Agree for Chicago and Titanic, disagree for Shakespeare in Love.
I'd add Crash, Moonlight and, my personal ultimate disagreement with the Academy, Forest Gump in that list. No, these movies weren't ''bad'' per se, but they were all in competition with obvously way better movies. Just like Chicago and Titanic, the Academy definitely went with emotion rather than objectivity.
As for Shakespeare in Love... well, I know it is widely considered as one of the worst decisions the Academy ever has ever taken. I just have a real love for Shakespeare and everything that talks about him or is adapted from his work tends to give a favorable impression to me. Forthermore, please people don't kill me, I hate Saving Private Ryan. The first 20 minutes are absolutely outstanding with this wonderfully filmed Normandy landings... and then it becomes 2 hours of American sentimentalism and drags on and on. It is a great movie, I just don't like it.

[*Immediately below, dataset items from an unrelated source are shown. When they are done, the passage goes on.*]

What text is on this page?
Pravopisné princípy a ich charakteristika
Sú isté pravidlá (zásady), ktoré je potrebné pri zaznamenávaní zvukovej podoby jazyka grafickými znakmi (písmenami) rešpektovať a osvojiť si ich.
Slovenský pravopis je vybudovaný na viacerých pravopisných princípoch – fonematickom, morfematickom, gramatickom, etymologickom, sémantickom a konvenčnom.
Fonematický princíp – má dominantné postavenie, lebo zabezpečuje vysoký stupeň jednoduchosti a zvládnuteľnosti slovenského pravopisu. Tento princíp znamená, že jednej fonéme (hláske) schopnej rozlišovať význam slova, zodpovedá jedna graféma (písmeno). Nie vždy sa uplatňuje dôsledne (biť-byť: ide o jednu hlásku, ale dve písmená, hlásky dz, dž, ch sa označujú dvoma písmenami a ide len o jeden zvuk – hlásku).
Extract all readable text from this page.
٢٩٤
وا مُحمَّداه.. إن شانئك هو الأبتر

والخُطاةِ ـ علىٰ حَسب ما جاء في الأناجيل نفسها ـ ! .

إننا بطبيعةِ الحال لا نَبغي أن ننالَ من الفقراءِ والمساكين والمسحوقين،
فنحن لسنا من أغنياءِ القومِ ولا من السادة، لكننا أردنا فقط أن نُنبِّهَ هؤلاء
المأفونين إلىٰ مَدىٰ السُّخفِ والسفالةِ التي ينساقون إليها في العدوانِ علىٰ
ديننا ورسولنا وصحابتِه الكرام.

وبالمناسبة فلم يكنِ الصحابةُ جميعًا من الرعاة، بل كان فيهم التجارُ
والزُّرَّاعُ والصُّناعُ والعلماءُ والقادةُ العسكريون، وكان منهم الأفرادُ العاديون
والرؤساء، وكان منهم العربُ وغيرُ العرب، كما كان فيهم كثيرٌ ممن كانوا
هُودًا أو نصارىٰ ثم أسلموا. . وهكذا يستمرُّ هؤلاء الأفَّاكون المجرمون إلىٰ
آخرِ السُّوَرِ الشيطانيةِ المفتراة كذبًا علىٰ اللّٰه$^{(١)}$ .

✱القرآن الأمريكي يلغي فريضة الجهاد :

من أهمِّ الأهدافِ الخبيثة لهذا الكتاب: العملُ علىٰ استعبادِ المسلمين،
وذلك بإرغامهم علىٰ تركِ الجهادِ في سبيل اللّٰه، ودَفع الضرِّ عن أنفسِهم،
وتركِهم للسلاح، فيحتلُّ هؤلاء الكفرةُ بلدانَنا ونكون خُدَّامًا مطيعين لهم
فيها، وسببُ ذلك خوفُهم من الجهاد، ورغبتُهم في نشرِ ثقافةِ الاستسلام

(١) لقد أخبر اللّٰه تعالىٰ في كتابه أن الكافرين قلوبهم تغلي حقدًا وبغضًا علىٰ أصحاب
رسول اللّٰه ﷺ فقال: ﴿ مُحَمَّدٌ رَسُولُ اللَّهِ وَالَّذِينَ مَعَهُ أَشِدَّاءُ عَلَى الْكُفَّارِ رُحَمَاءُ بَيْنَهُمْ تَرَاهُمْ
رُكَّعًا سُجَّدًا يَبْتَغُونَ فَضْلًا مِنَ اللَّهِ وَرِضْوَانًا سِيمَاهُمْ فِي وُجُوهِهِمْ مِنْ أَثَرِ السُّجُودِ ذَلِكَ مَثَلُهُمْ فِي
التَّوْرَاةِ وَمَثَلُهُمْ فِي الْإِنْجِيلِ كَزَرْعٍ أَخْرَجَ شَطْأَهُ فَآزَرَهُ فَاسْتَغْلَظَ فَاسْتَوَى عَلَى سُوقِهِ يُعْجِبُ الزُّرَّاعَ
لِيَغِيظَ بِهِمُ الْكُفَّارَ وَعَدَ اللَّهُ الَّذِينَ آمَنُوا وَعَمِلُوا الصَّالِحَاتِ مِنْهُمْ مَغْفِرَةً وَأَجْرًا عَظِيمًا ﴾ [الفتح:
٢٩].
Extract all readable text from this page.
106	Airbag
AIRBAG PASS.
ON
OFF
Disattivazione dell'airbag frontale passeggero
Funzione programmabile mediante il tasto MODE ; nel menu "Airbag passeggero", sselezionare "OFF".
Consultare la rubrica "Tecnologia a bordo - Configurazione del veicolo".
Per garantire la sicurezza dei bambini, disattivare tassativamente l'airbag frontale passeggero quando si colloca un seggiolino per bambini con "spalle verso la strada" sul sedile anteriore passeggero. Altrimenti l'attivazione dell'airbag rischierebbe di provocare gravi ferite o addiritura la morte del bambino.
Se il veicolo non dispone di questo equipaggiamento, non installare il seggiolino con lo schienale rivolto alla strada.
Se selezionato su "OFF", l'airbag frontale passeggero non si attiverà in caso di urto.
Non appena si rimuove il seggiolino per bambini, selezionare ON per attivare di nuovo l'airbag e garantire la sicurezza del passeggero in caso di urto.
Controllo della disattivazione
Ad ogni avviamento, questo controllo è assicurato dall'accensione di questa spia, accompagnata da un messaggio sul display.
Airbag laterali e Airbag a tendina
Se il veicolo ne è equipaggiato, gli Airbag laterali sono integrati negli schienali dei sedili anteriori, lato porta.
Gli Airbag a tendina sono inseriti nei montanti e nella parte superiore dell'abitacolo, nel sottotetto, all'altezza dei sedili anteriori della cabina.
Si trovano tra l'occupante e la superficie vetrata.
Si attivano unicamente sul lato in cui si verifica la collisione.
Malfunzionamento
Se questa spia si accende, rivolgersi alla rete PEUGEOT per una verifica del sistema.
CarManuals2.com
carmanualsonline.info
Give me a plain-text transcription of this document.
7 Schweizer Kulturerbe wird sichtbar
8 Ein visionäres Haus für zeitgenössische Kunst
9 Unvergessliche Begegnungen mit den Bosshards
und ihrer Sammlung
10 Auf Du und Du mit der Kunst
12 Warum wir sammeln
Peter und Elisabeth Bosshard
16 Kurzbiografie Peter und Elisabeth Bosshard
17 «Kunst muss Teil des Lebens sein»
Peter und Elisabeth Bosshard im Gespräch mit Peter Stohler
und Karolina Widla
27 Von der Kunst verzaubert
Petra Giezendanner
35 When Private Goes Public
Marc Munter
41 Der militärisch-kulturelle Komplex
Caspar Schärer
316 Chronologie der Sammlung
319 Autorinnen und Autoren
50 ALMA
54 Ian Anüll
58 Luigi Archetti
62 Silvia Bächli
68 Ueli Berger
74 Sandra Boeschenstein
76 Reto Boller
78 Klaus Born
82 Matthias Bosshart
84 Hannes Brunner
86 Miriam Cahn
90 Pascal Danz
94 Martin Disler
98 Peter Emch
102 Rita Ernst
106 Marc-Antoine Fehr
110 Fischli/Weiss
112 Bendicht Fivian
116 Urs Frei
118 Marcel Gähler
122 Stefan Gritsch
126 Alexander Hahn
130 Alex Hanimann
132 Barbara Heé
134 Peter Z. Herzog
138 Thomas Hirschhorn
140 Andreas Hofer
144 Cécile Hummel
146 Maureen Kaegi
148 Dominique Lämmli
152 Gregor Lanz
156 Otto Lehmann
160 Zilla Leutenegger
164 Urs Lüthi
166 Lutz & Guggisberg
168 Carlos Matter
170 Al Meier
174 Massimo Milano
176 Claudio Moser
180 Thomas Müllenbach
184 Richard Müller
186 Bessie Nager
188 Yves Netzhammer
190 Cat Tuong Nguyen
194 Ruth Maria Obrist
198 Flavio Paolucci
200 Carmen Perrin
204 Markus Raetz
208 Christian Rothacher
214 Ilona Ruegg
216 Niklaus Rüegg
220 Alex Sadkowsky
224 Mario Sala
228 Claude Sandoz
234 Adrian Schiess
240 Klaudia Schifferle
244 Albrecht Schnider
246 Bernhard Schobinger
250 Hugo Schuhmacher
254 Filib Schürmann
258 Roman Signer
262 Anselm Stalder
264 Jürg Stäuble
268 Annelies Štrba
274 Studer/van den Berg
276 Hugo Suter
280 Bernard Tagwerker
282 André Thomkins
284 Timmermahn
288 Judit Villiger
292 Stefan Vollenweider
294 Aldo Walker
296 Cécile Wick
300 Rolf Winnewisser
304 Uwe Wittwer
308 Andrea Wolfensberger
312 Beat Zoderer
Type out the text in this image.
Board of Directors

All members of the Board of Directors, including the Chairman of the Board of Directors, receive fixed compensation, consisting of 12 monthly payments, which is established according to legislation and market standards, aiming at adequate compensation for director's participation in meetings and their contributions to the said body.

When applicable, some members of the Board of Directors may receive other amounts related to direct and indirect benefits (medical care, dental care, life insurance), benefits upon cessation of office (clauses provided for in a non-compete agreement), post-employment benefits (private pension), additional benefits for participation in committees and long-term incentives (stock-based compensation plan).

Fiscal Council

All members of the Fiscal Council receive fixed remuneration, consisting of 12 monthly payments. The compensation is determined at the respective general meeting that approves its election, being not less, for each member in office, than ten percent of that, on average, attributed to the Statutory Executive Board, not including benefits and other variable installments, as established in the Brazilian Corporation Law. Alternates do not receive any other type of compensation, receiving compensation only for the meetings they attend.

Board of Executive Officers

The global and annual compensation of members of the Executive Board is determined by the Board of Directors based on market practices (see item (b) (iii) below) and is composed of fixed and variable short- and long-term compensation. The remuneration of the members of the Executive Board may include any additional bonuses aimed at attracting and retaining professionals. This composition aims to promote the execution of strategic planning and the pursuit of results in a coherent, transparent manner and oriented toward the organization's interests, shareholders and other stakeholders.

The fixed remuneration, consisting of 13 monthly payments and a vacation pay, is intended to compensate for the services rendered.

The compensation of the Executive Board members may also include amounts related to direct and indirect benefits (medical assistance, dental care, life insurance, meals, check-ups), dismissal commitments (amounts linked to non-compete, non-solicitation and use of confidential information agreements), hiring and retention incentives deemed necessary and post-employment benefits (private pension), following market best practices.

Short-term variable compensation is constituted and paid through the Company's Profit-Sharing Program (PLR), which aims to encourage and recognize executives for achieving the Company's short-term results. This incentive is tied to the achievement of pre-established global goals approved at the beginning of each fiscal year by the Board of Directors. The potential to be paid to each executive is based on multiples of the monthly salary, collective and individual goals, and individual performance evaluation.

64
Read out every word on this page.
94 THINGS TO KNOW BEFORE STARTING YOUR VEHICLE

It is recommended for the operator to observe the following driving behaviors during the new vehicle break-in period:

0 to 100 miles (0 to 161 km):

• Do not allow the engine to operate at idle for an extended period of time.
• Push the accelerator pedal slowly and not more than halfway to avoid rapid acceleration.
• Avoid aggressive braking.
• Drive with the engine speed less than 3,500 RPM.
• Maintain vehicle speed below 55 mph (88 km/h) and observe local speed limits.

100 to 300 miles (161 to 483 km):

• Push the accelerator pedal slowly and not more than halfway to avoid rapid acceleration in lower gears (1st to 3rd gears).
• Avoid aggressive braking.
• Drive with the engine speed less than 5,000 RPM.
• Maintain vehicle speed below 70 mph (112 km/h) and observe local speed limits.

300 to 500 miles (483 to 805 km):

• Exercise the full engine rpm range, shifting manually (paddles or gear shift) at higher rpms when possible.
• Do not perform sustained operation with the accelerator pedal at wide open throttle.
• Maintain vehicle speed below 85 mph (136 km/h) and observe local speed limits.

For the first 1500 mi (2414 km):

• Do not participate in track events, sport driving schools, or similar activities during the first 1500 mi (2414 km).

The best picture winner I appreciate the least is Braveheart. I actually didn't like it. I thought it was historically innacurate, too long and really I felt like the movie had an obvious lack of substance. It's like... I wasn't fulfilled by the viewing, I didn't feel like it really brought me something. There are movies you watch and you are so impressed that you think about them for the next couple of days... But Braveheart, my only emotion was like ''okay... I've seen it... nothing to really remember''. I expect a best picture winner to blow my mind, or at least give me some emotion.